Bronzen glimmer

Uit Wikipedia, de vrije encyclopedie
(Doorverwezen vanaf Bronskleurige glansloopkever)
Bronzen glimmer
Bronzen glimmer
Taxonomische indeling
Rijk:Animalia (Dieren)
Stam:Arthropoda (Geleedpotigen)
Klasse:Insecta (Insecten)
Orde:Coleoptera (Kevers)
Familie:Carabidae (Loopkevers)
Geslacht:Amara (Glansloopkevers)
Soort
Amara aenea
(DeGeer, 1774)
Originele combinatie
Carabus aeneus
Afbeeldingen op Wikimedia Commons Wikimedia Commons
Bronzen glimmer op Wikispecies Wikispecies
Portaal  Portaalicoon   Biologie
Insecten

De bronzen glimmer of bronskleurige glansloopkever (Amara aenea) is een keversoort uit de familie van de loopkevers (Carabidae).[1] De wetenschappelijke naam van de soort werd in 1774 gepubliceerd door Charles De Geer.

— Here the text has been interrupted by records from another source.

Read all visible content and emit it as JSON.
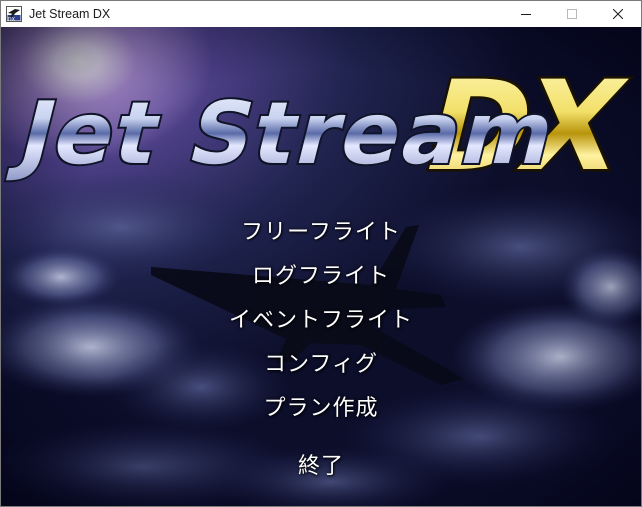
{
  "window": {
    "title": "Jet Stream DX",
    "controls": {
      "minimize": "minimize-icon",
      "maximize": "maximize-icon",
      "close": "close-icon"
    }
  },
  "logo": {
    "text_main": "Jet Stream",
    "text_accent": "DX",
    "colors": {
      "chrome": "#c9d3f0",
      "chrome_dark": "#3a4a86",
      "gold": "#f2e06a",
      "gold_dark": "#8a6d00"
    }
  },
  "menu": {
    "items": [
      {
        "label": "フリーフライト"
      },
      {
        "label": "ログフライト"
      },
      {
        "label": "イベントフライト"
      },
      {
        "label": "コンフィグ"
      },
      {
        "label": "プラン作成"
      },
      {
        "label": "終了"
      }
    ]
  },
  "colors": {
    "sky_dark": "#0c0e2a",
    "sky_mid": "#2a3168",
    "cloud": "#c8cde0",
    "sun": "#ffffff"
  }
}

Kenmerken[bewerken | brontekst bewerken]

De kevers worden 6,5 tot 8,5 millimeter lang en hebben een elliptisch, langwerpig lichaam. Dit is meestal koperkleurig of groenachtig-metallic glanzend van kleur. Zeldzaam zijn er ook zwarte of blauwe exemplaren. De voelsprieten dragen ook deze kleur, alleen de eerste drie delen zijn karakteristiek geelachtig tot roodachtig gekleurd. Het halsschild heeft aan de achterste hoeken rechte hoeken en sluit bijna perfect aan op de dekschilden. Aan de basis zijn aan elke kant twee indrukken te zien. Vanaf het schildje (Scutellum) loopt aan beide zijden parallel aan de rand tussen dekschilden en halsschild een fijne scutellumstreep. De dekschilden zijn zeer fijn langsgeribbeld. De Femora (dijen) van de poten zijn aanzienlijk donkerder dan de Tibiae (scheenbenen).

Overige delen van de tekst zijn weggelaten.